We love JJ so deeply. We love her as if she were born into our family. When she was placed in my arms at 3 weeks old, I couldn't have been prouder. I know (cognitively) that I am her "foster-mother" but my heart and instincts only hear "mother." I still know that this child is not "mine" but I don't think real love requires that type of ownership. However, we are definitely "hers" forever. Children all need someone to care for them unconditionally, without having their caregiver put up walls or defenses, although I am sympathetic to the need to. Luckily, I am someone that hasn't really been very good at "walls" anyways.
Unfortunately, we continue to find out that our journey toward adoption is most likely going to drag out longer than expected (again). Despite this disappointment and frustration, it will not change the way we will "keep on keepin' on" as a family. However, we do welcome prayers for JJ and all children in foster care that they might find the permanency, love, safety, and stability that they deserve. For decision makers, that they might have wisdom and guidance and may they always put children's needs and rights above all else. For foster parents, that they might have support, patience, and the skills granted to love, support, and to help heal little hearts.
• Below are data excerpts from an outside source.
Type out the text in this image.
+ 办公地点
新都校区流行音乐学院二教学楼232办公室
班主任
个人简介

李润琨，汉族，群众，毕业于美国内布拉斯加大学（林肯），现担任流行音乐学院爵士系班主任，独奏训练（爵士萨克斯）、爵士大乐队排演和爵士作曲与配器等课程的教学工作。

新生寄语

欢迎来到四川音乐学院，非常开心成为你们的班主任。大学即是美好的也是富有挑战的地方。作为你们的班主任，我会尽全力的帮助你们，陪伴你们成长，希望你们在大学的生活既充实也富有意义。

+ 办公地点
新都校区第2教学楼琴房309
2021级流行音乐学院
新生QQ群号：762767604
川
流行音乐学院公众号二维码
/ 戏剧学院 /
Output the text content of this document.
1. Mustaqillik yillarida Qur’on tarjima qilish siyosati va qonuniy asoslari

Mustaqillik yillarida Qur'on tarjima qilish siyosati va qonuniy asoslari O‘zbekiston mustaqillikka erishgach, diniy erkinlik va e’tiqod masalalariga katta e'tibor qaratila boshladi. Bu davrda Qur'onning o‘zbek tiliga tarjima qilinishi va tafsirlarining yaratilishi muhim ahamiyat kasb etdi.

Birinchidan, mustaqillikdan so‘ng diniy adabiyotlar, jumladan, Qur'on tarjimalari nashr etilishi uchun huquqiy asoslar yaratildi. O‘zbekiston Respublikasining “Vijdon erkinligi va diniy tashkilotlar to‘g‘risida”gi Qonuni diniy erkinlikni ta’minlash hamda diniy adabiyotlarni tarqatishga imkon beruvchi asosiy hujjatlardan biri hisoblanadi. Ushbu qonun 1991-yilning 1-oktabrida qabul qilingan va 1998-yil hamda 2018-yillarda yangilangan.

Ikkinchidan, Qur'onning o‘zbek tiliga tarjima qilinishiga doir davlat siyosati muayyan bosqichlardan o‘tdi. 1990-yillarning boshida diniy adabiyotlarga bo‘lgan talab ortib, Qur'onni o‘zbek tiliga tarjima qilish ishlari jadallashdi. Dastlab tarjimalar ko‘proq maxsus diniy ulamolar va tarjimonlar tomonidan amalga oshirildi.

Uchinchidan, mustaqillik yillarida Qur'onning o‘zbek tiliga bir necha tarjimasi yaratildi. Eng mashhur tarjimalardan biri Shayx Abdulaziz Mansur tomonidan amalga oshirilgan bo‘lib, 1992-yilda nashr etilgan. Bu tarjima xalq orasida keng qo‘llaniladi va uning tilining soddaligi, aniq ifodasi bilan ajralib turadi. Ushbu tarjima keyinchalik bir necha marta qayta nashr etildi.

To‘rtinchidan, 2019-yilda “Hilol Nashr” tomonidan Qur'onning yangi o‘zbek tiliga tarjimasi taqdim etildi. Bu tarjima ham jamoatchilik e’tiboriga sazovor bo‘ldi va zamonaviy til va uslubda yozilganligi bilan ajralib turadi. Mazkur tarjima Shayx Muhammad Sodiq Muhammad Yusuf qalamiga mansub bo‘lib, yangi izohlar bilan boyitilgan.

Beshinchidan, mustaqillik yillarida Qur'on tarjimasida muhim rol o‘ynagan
JJ is so smart, friendly, healthy and very verbal. (I feel as though this isn't bragging because I didn't "make" her, right?) When she sees the dog, she lowers her voice and says, "Go away!" She gives kisses and hugs, and has the cutest dimple when she laughs. She is making great progress with her motor skills. She has a bright future and most importantly, she is loved by many. I am figuring out now, that is the only part of the "whole story" that matters, right?